Let me start by saying I am not a rule breaker, usually. I follow the laws of the land and the commandments of God. These things make sense to me and bring order to life. But since becoming a full-time writer I’ve discovered a whole cadre of “rules” about my profession. It’s somewhat unsettling to step into a parlor you think you will enjoy only to discover that someone has posted rules of conduct you must follow or risk … what, I don’t know. Suddenly, you are ill at ease, fearful of breaking some sacred trust.
Apparently, back in 1928 “Twenty rules for writing detective stories” was published in American Magazine. (You can find the list at: http://gaslight.mtroyal.ca/vandine.htm.) Writers took these seriously, except for maybe one of the most famous detective story writers of all-time, Agatha Christie. I have read that she broke every one of them. Although I can’t personally vouch for that, I can easily recognize many that she violated. For instance, if you have read her books you will recognize that sometimes the murderer was actually a group of murderers (violates rule #12), or that the investigator might actually be involved in the crime (rule #4). More recent authors break rule #3 on a regular basis which states that there should be no love interest in a detective story.
You may have figured out my motive by now. By explaining away Agatha Christie’s flagrant disregard for rules, I have justified my own neglect of such things. Take a moment to read my short story, “Grandpa.” (https://maryellenbramwell.com/short-stories/)
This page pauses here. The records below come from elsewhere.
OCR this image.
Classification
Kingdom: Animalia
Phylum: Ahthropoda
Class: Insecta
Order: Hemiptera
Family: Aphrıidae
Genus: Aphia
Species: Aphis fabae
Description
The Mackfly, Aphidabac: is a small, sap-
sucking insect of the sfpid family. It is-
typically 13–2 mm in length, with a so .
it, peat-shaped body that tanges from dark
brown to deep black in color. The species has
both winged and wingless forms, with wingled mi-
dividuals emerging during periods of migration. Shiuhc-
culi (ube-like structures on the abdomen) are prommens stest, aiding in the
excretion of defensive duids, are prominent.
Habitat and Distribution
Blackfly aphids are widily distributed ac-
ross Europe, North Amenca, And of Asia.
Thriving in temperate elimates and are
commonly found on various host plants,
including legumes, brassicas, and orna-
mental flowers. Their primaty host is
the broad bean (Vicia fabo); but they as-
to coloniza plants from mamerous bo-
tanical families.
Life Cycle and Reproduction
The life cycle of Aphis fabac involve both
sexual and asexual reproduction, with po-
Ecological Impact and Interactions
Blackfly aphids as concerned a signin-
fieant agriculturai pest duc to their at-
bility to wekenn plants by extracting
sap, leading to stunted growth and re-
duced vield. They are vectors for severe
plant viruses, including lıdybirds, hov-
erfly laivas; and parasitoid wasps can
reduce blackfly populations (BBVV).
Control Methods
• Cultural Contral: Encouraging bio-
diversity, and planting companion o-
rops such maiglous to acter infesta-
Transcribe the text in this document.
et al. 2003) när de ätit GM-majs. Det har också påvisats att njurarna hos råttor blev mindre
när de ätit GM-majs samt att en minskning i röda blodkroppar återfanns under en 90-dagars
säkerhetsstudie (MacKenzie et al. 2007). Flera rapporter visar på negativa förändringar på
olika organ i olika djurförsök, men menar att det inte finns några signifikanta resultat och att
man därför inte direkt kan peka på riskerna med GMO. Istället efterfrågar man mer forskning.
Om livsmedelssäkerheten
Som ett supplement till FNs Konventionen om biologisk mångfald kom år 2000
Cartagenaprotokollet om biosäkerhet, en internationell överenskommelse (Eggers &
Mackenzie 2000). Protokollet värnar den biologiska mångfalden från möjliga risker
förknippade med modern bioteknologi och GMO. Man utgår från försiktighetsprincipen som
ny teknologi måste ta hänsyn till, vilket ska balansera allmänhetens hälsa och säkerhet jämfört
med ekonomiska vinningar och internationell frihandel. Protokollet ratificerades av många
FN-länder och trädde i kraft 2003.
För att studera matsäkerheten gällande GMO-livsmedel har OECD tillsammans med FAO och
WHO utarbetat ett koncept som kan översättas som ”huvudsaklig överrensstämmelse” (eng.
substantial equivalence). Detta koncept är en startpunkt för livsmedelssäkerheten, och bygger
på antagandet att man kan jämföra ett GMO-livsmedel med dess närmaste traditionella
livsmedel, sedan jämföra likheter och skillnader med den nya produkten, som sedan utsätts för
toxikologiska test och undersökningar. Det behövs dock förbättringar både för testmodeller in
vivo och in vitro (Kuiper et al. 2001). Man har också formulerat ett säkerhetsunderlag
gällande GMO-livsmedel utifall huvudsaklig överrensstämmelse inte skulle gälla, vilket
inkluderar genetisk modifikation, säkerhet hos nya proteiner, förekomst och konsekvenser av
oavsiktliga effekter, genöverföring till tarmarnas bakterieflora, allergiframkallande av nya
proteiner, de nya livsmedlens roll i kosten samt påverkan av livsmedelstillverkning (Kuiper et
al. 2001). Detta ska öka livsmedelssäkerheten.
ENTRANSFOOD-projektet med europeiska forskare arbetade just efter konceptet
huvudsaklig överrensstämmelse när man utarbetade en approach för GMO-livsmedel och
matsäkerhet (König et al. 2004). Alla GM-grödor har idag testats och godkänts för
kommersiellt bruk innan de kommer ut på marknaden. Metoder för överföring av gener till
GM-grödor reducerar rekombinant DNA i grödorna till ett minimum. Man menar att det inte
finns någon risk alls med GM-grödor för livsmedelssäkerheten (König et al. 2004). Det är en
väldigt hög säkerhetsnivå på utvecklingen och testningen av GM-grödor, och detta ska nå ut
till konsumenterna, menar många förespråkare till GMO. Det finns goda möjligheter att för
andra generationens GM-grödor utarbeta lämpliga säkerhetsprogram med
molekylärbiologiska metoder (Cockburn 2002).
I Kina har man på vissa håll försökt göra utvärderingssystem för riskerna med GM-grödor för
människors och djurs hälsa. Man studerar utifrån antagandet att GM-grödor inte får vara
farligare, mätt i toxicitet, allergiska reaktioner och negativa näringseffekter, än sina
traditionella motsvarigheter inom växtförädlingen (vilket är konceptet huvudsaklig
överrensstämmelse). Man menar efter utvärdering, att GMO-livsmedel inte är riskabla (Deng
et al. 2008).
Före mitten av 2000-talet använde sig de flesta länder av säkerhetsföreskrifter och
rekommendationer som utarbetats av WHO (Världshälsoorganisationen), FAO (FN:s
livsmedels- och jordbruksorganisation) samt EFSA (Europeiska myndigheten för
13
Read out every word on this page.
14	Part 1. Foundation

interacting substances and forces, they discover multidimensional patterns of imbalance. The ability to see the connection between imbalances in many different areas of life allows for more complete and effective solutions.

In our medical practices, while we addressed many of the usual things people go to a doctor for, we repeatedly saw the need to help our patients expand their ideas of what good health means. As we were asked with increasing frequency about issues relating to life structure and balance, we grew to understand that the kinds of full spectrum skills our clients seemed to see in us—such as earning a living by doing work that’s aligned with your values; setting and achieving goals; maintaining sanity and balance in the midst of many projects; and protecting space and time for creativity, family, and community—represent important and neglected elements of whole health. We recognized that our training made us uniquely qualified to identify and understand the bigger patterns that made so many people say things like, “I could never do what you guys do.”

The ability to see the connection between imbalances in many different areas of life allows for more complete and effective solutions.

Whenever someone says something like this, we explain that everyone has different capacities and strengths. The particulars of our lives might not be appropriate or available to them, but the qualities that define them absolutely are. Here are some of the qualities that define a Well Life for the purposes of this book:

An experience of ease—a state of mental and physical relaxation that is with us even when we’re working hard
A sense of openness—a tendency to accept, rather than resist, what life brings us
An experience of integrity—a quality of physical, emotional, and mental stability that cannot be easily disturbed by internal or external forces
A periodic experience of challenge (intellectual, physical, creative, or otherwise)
Now, let me tell you the rules I have broken in the writing of said story. Supposedly, one is never to start a short story with the weather. Hmmm … even after learning this rule, I refused to change my story. I like the feeling it gives you of heat and exhaustion; I like the metaphor of wanting or needing respite from current conditions. Kurt Vonnegut gave 8 tips for writing a good short story. One of them is “Give your readers as much information as possible as soon as possible. To heck with suspense. Readers should have such complete understanding of what is going on, where and why, that they could finish the story themselves, should cockroaches eat the last few pages.” (http://www.openculture.com/2015/04/kurt-vonneguts-8-tips-on-how-to-write-a-good-short-story.html) If you read my story, clearly I violated this – and blatantly at that. I do not apologize for this. It was my intention from the start to mislead.
There, I said it. I intended to mislead. I willfully rebelled against the “rules.” However, may I borrow Robert Frost’s words and say:
Two roads diverged in a wood, and I—
I took the one less traveled by,
And that has made all the difference.